Les syndicats de gendarmes vaudois n’ont pas fait que des heureux en lançant l’initiative dite «opération d’Artagnan» pour une police unifiée (que je soutiendrai à titre personnel). Vu l’ampleur d’une telle réforme et les changements en profondeur qu’elle implique, on peut sans problème l’imaginer.

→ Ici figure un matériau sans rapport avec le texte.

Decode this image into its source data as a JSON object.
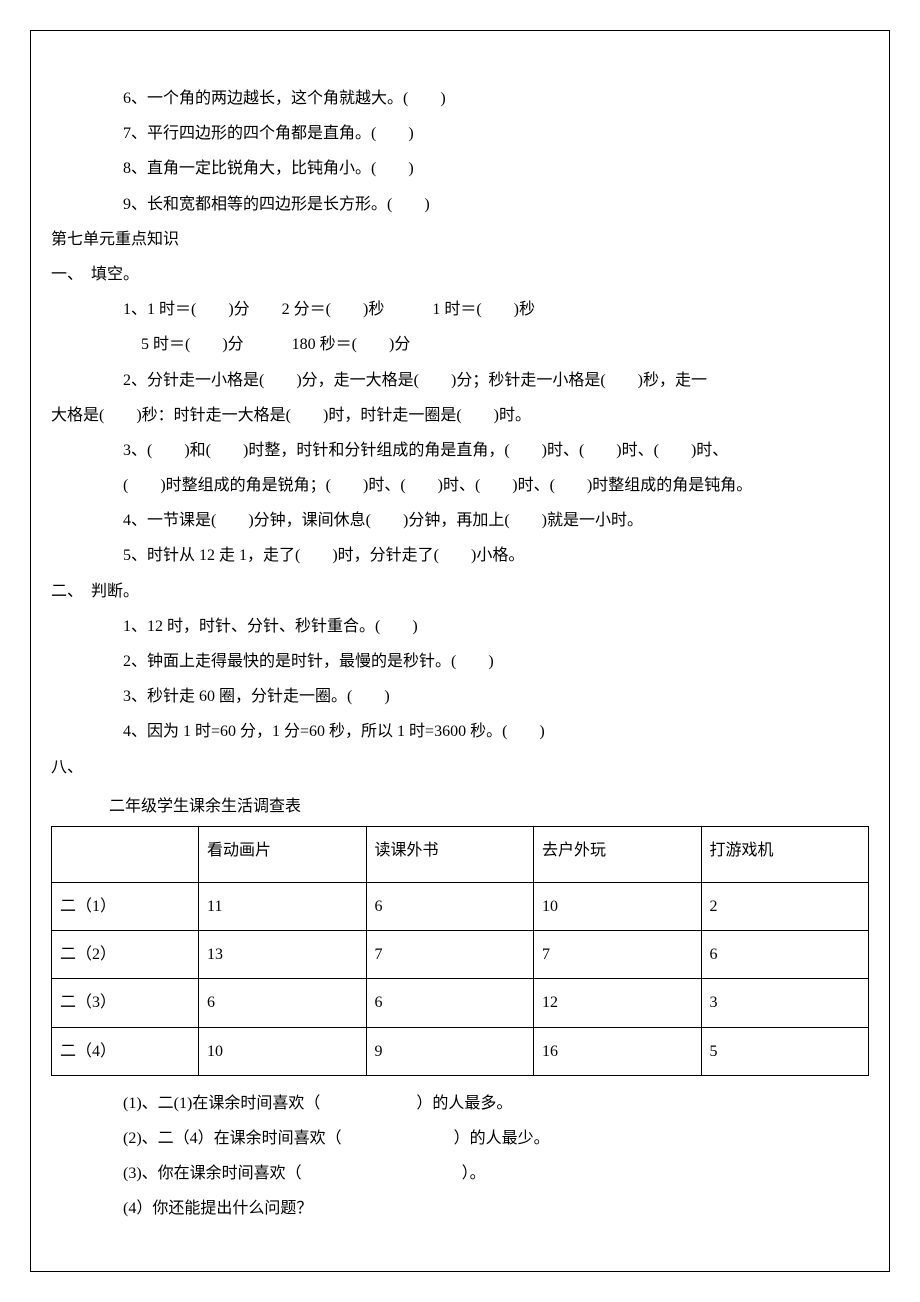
{
  "lines": {
    "l1": "6、一个角的两边越长，这个角就越大。(　　)",
    "l2": "7、平行四边形的四个角都是直角。(　　)",
    "l3": "8、直角一定比锐角大，比钝角小。(　　)",
    "l4": "9、长和宽都相等的四边形是长方形。(　　)",
    "unit7": "第七单元重点知识",
    "sec1": "一、　填空。",
    "l5": "1、1 时＝(　　)分　　2 分＝(　　)秒　　　1 时＝(　　)秒",
    "l6": "5 时＝(　　)分　　　180 秒＝(　　)分",
    "l7": "2、分针走一小格是(　　)分，走一大格是(　　)分；秒针走一小格是(　　)秒，走一",
    "l7b": "大格是(　　)秒：时针走一大格是(　　)时，时针走一圈是(　　)时。",
    "l8": "3、(　　)和(　　)时整，时针和分针组成的角是直角，(　　)时、(　　)时、(　　)时、",
    "l8b": "(　　)时整组成的角是锐角；(　　)时、(　　)时、(　　)时、(　　)时整组成的角是钝角。",
    "l9": "4、一节课是(　　)分钟，课间休息(　　)分钟，再加上(　　)就是一小时。",
    "l10": "5、时针从 12 走 1，走了(　　)时，分针走了(　　)小格。",
    "sec2": "二、　判断。",
    "l11": "1、12 时，时针、分针、秒针重合。(　　)",
    "l12": "2、钟面上走得最快的是时针，最慢的是秒针。(　　)",
    "l13": "3、秒针走 60 圈，分针走一圈。(　　)",
    "l14": "4、因为 1 时=60 分，1 分=60 秒，所以 1 时=3600 秒。(　　)",
    "sec8": "八、",
    "tableTitle": "二年级学生课余生活调查表",
    "q1": "(1)、二(1)在课余时间喜欢（　　　　　　）的人最多。",
    "q2": "(2)、二（4）在课余时间喜欢（　　　　　　　）的人最少。",
    "q3": "(3)、你在课余时间喜欢（　　　　　　　　　　）。",
    "q4": "(4）你还能提出什么问题？"
  },
  "table": {
    "columns": [
      "",
      "看动画片",
      "读课外书",
      "去户外玩",
      "打游戏机"
    ],
    "rows": [
      [
        "二（1）",
        "11",
        "6",
        "10",
        "2"
      ],
      [
        "二（2）",
        "13",
        "7",
        "7",
        "6"
      ],
      [
        "二（3）",
        "6",
        "6",
        "12",
        "3"
      ],
      [
        "二（4）",
        "10",
        "9",
        "16",
        "5"
      ]
    ]
  }
}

Ce qui est en revanche plus surprenant, c’est la façon qu’ont certains de se plaindre que les gendarmes participent ainsi au débat démocratique. Ainsi, on a pu lire et entendre de nombreux députés de tous bords (radicaux, UDC, socialistes) avant (voir cet article du Temps évoqué sur politis.ch – le blog de Lyonel Kaufmann) et pendant les débats parlementaires de déplorer que les gendarmes soient «allés trop loin», ou qu’ils aient carrément «outrepassé leur devoir de loyauté» en «développant une logique propre et indépendante» dans un contexte de manifestations, grève des amendes et de négociations salariales plutôt musclées. Et un député UDC de clamer aujourd’hui que les gendarmes auraient dû purement et simplement «se soumettre à leurs supérieurs et retirer leur initiative». Allons bon!

«D’Artagnan» a eu le mérite de débloquer plusieurs années d’atermoiement en matière de police. Alors que les cantons voisins ont su faire le choix de la police unifiée, la discussion vaudoise s’enlisait. Ce débat, ce sont les gendarmes qui l’ont provoqué. En cela, ils n’ont ni fait preuve de déloyauté, ni fait pression sur les élus, ni développés une logique propre. Ils ont tout simplement fait une proposition crédible (le fait que le Conseil d’Etat se soit senti obligé d’y opposer un contre-projet le prouve – quel que soit l’avis que l’on puisse avoir sur le fonds) sur un sujet qu’ils connaissent de près. Pour un syndicat, quoi de plus normal en effet que de participer au débat public en faisant usage des droits démocratiques? Cela ne les empêchera pas, quels que soient le déroulement de la campagne et le résultat de la votation, de faire preuve la loyauté envers le pouvoir politique qu’exigent les règles de l’Etat de droit.